Planes skidding off the end of runways and barrelling toward roads or other public spaces is a frightening scenario that happens an average of nine times a year in Canada.
But the country is lagging behind other nations in adopting new regulations to help keep passengers safe when a plane rolls off a runway, according to the Transportation Safety Board.
For 12 years, the independent agency has urged Transport Canada to introduce new rules to force airports to expand the flat, empty spaces at the end of runways that give pilots extra room to stop if a plane can’t be halted in time.
“It has a safe place to decelerate and that would reduce the risk of injury or death,” Kathy Fox, chair of the Transportation Safety Board, said in an interview last year.
The risk of overruns has become clear in Nova Scotia, where in the last 14 months two planes have gone off the runway at the Halifax Stanfield International Airport.

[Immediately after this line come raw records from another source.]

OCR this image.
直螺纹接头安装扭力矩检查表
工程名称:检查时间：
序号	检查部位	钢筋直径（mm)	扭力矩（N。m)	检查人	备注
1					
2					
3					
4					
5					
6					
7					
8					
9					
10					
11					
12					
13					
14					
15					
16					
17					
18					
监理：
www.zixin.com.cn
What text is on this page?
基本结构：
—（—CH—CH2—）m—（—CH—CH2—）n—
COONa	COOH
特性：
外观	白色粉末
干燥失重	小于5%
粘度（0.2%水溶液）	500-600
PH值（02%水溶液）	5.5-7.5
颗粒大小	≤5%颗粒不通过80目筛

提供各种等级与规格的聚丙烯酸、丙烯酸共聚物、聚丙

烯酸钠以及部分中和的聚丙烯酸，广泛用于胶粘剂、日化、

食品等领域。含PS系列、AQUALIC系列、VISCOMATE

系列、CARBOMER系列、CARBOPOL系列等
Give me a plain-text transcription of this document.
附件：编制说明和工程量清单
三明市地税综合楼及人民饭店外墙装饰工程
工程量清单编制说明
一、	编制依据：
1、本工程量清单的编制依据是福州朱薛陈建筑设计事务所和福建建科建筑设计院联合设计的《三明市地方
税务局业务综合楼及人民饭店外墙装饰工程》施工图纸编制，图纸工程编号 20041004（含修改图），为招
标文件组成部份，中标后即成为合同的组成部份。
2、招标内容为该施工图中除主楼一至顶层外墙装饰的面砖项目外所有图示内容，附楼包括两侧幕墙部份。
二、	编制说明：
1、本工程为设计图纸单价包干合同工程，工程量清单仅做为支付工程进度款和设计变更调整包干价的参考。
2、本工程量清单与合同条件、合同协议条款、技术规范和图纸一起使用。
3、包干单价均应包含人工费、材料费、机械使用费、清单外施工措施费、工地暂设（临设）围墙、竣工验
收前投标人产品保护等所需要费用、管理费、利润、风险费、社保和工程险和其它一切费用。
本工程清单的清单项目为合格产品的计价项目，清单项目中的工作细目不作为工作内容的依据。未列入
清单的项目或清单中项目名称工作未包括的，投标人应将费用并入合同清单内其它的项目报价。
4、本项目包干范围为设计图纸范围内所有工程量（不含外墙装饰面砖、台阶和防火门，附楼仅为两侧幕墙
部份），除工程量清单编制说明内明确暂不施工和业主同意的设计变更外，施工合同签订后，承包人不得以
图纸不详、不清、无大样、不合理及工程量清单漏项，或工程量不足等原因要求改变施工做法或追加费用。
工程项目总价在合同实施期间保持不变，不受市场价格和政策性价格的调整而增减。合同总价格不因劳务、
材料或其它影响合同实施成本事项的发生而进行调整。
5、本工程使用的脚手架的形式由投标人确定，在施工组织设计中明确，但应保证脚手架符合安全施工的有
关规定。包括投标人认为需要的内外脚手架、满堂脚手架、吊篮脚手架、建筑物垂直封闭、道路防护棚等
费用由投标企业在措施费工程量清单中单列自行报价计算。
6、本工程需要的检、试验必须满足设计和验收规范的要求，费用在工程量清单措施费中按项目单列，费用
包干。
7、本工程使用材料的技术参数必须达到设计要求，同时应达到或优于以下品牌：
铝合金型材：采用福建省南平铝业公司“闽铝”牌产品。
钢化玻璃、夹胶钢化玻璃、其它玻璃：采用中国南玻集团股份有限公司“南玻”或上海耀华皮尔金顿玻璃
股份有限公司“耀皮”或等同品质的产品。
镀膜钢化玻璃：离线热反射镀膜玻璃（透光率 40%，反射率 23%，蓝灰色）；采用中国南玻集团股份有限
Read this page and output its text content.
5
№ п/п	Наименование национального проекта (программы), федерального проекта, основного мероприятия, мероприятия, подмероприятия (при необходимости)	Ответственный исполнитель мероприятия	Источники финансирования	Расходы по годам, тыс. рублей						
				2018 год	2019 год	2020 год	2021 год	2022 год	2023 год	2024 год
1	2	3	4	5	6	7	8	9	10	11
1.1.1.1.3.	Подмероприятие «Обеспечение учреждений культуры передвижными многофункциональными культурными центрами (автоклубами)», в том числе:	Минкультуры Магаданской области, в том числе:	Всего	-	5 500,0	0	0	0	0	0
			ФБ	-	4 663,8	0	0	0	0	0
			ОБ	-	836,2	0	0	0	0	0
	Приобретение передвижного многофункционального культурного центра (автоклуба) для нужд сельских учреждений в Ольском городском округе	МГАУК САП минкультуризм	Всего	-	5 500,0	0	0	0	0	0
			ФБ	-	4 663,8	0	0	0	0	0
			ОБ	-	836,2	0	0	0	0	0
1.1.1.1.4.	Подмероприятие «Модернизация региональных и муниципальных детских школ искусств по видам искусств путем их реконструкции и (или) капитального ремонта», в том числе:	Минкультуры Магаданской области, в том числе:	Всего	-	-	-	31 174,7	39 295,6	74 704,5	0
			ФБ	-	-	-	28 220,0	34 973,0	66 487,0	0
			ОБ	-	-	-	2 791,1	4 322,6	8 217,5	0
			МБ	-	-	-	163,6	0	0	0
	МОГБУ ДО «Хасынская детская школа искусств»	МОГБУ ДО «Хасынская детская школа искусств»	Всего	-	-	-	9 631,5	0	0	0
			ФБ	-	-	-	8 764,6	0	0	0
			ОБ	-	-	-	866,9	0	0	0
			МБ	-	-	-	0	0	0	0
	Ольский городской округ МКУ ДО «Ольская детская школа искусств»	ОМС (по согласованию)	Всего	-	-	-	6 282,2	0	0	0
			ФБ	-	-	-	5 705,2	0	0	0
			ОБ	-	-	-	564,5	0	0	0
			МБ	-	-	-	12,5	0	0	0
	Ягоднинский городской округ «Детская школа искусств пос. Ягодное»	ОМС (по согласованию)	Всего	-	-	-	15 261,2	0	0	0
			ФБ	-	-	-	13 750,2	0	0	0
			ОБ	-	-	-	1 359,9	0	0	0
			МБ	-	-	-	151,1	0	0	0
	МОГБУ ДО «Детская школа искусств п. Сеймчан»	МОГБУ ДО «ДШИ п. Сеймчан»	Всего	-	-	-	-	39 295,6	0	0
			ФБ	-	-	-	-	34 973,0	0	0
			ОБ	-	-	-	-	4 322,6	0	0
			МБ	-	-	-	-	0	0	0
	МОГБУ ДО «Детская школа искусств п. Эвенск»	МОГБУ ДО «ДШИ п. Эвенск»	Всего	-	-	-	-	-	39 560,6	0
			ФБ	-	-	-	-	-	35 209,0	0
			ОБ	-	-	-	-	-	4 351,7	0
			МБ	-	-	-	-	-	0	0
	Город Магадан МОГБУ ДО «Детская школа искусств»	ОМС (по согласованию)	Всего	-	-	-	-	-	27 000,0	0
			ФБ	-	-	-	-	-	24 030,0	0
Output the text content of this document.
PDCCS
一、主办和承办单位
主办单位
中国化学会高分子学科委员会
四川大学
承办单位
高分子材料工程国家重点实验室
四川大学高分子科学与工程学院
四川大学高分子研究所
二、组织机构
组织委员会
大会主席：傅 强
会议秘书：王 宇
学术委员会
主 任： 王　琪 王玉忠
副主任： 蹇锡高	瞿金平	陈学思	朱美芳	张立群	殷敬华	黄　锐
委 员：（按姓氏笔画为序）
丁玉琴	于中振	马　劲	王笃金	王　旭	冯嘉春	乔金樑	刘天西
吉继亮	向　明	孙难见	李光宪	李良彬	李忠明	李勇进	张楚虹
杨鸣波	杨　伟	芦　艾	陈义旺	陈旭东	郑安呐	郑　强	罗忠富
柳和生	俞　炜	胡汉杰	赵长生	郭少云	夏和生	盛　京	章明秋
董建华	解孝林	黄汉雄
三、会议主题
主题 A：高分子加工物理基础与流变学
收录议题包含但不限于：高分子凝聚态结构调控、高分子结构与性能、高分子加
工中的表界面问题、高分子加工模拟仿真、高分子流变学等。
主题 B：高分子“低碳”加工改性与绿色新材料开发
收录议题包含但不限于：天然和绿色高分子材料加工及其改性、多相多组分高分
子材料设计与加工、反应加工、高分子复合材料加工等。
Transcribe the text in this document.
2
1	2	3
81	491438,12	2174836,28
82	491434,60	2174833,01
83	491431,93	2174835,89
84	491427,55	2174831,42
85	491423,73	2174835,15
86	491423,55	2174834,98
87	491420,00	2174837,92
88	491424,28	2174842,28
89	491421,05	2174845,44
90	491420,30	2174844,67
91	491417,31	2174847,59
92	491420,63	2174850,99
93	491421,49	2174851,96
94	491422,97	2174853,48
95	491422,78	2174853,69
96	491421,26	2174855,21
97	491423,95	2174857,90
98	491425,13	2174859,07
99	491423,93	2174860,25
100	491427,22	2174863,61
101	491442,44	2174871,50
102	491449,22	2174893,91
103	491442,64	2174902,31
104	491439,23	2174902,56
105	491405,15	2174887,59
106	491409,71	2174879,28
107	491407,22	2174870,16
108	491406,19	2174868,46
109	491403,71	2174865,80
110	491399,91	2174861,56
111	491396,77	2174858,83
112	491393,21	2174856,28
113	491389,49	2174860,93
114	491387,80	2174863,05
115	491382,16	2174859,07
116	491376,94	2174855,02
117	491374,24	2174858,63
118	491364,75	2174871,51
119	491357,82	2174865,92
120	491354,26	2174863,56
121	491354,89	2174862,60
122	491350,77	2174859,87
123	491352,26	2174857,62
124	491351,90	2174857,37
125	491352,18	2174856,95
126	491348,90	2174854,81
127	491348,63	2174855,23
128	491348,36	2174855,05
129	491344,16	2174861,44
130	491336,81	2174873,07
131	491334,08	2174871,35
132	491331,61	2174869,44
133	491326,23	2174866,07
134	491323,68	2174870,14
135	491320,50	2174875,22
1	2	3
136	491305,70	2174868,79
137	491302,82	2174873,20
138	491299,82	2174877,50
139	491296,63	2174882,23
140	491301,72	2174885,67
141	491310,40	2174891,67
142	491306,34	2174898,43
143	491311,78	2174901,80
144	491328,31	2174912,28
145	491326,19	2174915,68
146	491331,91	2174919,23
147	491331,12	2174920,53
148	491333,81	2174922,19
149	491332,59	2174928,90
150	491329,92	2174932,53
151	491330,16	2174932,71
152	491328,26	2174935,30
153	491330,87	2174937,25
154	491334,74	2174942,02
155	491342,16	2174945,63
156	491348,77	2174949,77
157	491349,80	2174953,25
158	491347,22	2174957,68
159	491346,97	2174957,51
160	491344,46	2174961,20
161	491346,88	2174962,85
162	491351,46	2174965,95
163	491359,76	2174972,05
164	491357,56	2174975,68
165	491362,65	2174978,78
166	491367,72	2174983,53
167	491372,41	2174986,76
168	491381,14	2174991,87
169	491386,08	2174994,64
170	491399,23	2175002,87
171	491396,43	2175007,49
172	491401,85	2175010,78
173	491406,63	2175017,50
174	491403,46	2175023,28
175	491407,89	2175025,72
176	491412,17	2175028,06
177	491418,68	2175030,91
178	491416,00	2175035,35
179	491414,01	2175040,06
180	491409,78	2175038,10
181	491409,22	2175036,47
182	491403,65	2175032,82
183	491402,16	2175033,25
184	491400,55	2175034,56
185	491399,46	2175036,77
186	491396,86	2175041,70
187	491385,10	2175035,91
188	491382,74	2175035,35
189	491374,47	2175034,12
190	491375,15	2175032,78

A WestJet flight earlier this month slid 50 metres off the end of a runway. In November 2018, a Boeing 747 cargo jet went 210 metres and came to a stop dangerously close to a road. The cause of both incidents is still being investigated.
Fox notes the “very vivid image” of an Air France flight in 2005 that went off the end of a Toronto runway and crashed into a ravine, injuring dozens of people. It shows, she said, why it’s important to expand what are known as “runway end safety areas.”
Currently, the government requires airports to have a 60-metre strip at the end of runways for overruns and recommends an additional 90 metres, for a total of 150 metres. The same is expected at the start of runways in case planes undershoot landings.
The TSB wants a 300-metre space at the end of runways that are 1,200 metres or longer. Those runways are large enough to accept big cargo planes and passenger planes that can carry hundreds of people.
The Halifax airport said all of its runway end safety areas are 150 metres in length. If Transport Canada should require a larger area, the airport will make the changes to keep up with the regulations, an airport spokesperson said in an email.
Some airports have gone further and adopted the full recommendation from the TSB. The Ottawa International Airport, the Montréal-Trudeau International Airport and the Vancouver International Airport all extended their runway end safety areas to 300 metres.
The 300-metre area best reduces the hazards involved in runway overruns, according to the TSB. It’s also the length recommended by the International Civil Aviation Organization, a United Nations agency that helps develop international rules for aviation.
Major airports in the United States have also adopted 300-metre runway end safety areas.
Runway overruns generally occur during landings or rejected takeoffs, according to the TSB. It also says the terrain beyond the end of many runways in Canada could contribute to aircraft damage and injuries to passengers and crew.
Transport Canada refused a CBC News request for an interview, but in an email said it is looking at changing its regulations.
“Transport Canada is developing a regulatory change proposal that will improve safety for Canadians and establish Runway End Safety Area regulations that are in line with international standards,” said Frederica Dupuis, a spokesperson for Transport Canada.
Transport Canada would not say what size it will require runway end safety areas to be, but the TSB says the government is expected to introduce rules for a 150-metre area, not the recommended 300 metres.
Dupuis expects the proposed amendments to the Canadian Aviation Regulations will be published some time this year. But the federal institution has made promises like that before.
“If you look back at the history of this, Transport Canada has told us year over year that they were going to be enacting new regulations and every year it gets pushed to the right, so we’ll have to see what actually happens,” said Fox.
In 2018, Transport Canada told CBC News that amending the regulations takes time and is a complicated process. The regulator has to consider associated costs, possible risks, other impacts and document all of those factors.
As the years of waiting for new rules tick by, planes continue to go off runways — an average of nine a year across Canada, according to the TSB’s website.
“In the case of runway overruns, we believe there is systemic issue across the country,” said Fox.
Fox said some airports may worry they don’t have the room to expand. They could be in urban areas surrounded by buildings or near terrain like mountains that make it difficult to create large, flat spaces.
But she said there are ways around that problem.
An engineered arresting system can be installed to slow an aircraft down in a shorter distance, she said. A series of blocks made with crushable concrete, or a mixture of concrete and foam, are placed at the end of a runway and break apart as a plane rolls over them. The friction on the wheels brings it gradually to a stop.
The system has been used in a number of airports in the United States and is credited with helping save several aircraft, according to Fox.
Fox said air transportation in Canada is, overall, very safe, but there’s still room for improvement.
“The area of runway overruns is certainly one where we think more can be done by the regulator and by the airport authorities to make sure that if somebody runs off the end that there’s no significant damage and certainly no injuries or worse.”